Alla vigilia di un’importante riunione del Consiglio direttivo della Banca centrale europea, il presidente dell’istituto monetario Mario Draghi ha utilizzato un’audizione davanti al Parlamento europeo per ricordare i limiti ma anche i doveri della Bce nel tentare di calmare i mercati finanziari. I banchieri centrali dovrebbero illustrare pubblicamente dopodomani a Francoforte lo schema che adotterebbero per eventuali acquisti di titoli obbligazionari sul mercato secondario.
L’audizione si è tenuta a porte chiuse. Riferendone alla stampa il contenuto, i deputati presenti hanno messo l’accento su tre aspetti: gli acquisti di obbligazioni, che secondo Draghi non equivarrebbero a finanziamento monetario se i titoli hanno una maturità fino a tre anni; la situazione della liquidità nella zona euro così frammentata da non poter permettere alla Bce di garantire la stabilità dei prezzi; e la perdurante fragilità della congiuntura.
Secondo alcuni deputati Draghi avrebbe affermato che la Bce ha «la responsabilità» di intervenire sui mercati pur di ridare stabilità finanziaria alla zona euro. Secondo una registrazione rivelata ieri dall’agenzia di stampa Agi, Draghi ha fatto una differenza tra acquisti di titoli a breve termine e acquisti di titoli a lungo termine: «Se compriamo sul mercato a breve termine, dove le obbligazioni hanno scadenze di uno, due o anche tre anni, l’effetto di finanziamento monetario è quasi nullo».
Durante l’audizione, il parlamentare tedesco Markus Ferber avrebbe criticato il ragionamento di Draghi: «Io non sono un giurista – avrebbe risposto il banchiere, secondo il deputato francese Jean-Paul Gauzès – ma ci sono interpretazioni dei trattati secondo le quali gli acquisti sono conformi» alle regole. Sarebbe sorprendente se Draghi avesse scelto un’audizione davanti al Parlamento europeo per dare indicazioni concrete sulla strategia di interventi sul mercato che la Bce sta mettendo a punto in questi giorni.

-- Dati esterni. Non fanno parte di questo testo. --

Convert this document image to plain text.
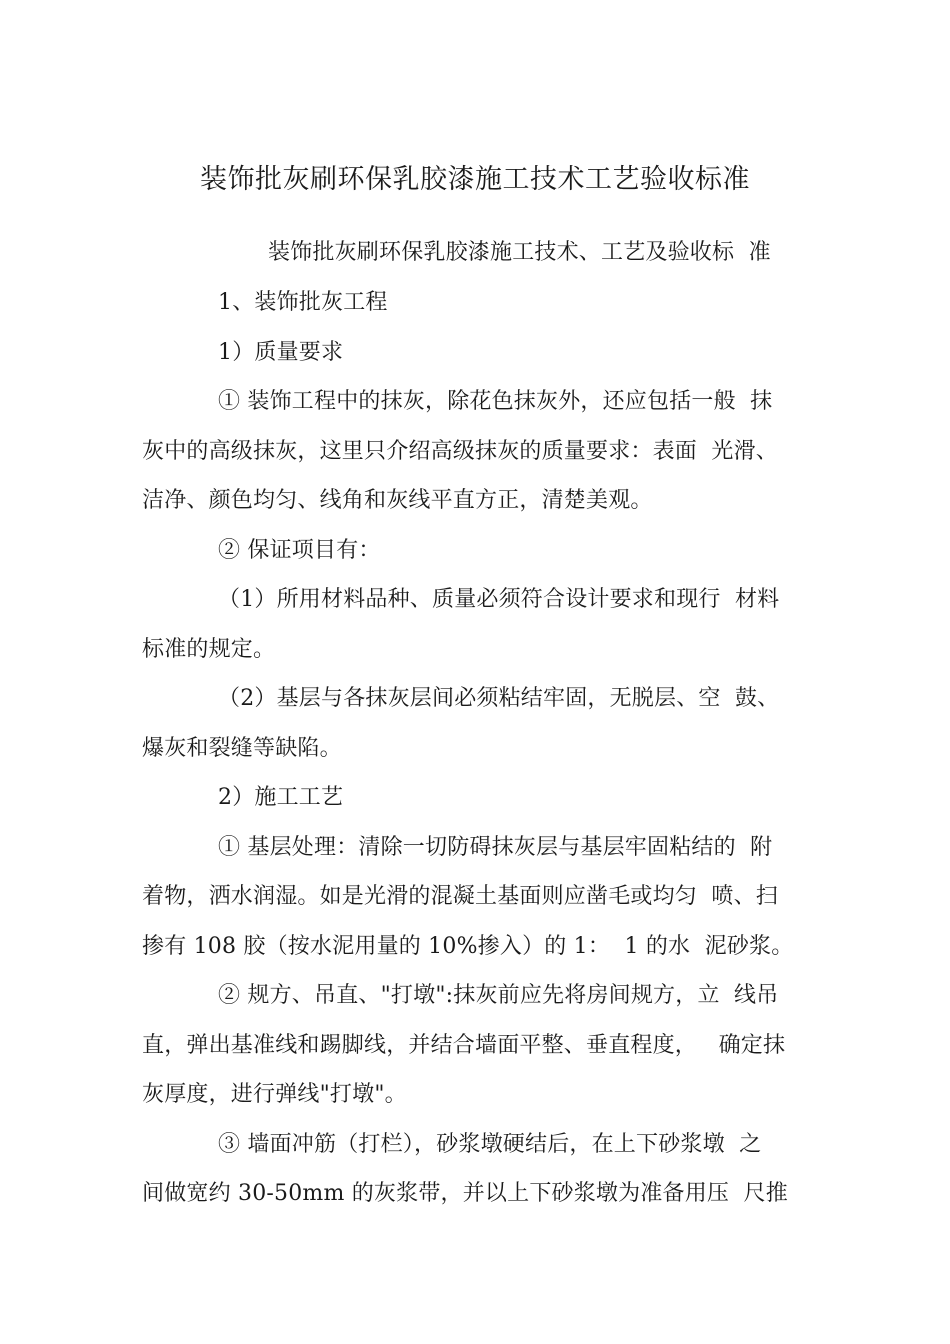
装饰批灰刷环保乳胶漆施工技术工艺验收标准
装饰批灰刷环保乳胶漆施工技术、工艺及验收标  准
1、装饰批灰工程
1）质量要求
① 装饰工程中的抹灰，除花色抹灰外，还应包括一般  抹
灰中的高级抹灰，这里只介绍高级抹灰的质量要求：表面  光滑、
洁净、颜色均匀、线角和灰线平直方正，清楚美观。
② 保证项目有：
（1）所用材料品种、质量必须符合设计要求和现行  材料
标准的规定。
（2）基层与各抹灰层间必须粘结牢固，无脱层、空  鼓、
爆灰和裂缝等缺陷。
2）施工工艺
① 基层处理：清除一切防碍抹灰层与基层牢固粘结的  附
着物，洒水润湿。如是光滑的混凝土基面则应凿毛或均匀  喷、扫
掺有 108 胶（按水泥用量的 10%掺入）的 1：  1 的水  泥砂浆。
② 规方、吊直、"打墩":抹灰前应先将房间规方，立  线吊
直，弹出基准线和踢脚线，并结合墙面平整、垂直程度，   确定抹
灰厚度，进行弹线"打墩"。
③ 墙面冲筋（打栏），砂浆墩硬结后，在上下砂浆墩  之
间做宽约 30-50mm 的灰浆带，并以上下砂浆墩为准备用压  尺推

In questo senso, il ragionamento di Draghi ieri pomeriggio a Bruxelles era probabilmente più teorico che pratico. Ciò detto, il banchiere centrale ha spiegato ai deputati europei che un intervento straordinario dell’istituto monetario sui mercati finanziari, attraverso acquisti di titoli di Stato, è necessario non solo per garantire la stabilità finanziaria dell’unione monetaria, ma anche per far sì che l’istituto possa ridurre le gravi differenze che si sono create tra i Paesi della zona euro sul fronte della liquidità e quindi perseguire con efficacia la stabilità dei prezzi nella zona euro.
Su un altro versante, Draghi ieri è venuto incontro in compenso all’establishment tedesco, ribadendo che secondo i servizi giuridici della Bce affidare una licenza bancaria al fondo di stabilità europeo Esm equivarrebbe a finanziamento monetario degli Stati. Sempre secondo il resoconto di un assistente parlamentare, il banchiere centrale ha tratteggiato un quadro cauto della situazione economica nella zona euro.
Alcuni economisti non escludono che giovedì il Consiglio direttivo della Bce possa ridurre ulteriormente il costo del denaro, oggi allo 0,75%, mentre alla difficilissima situazione finanziaria si aggiunge un’economia sempre molto debole. Gli analisi della Royal Bank of Scotland si aspettano una revisione al ribasso delle proiezioni di crescita per il 2012-2013. A qualche giorno dalla riunione della Bce, Draghi non ha dato alcuna indicazione concreta di politica monetaria.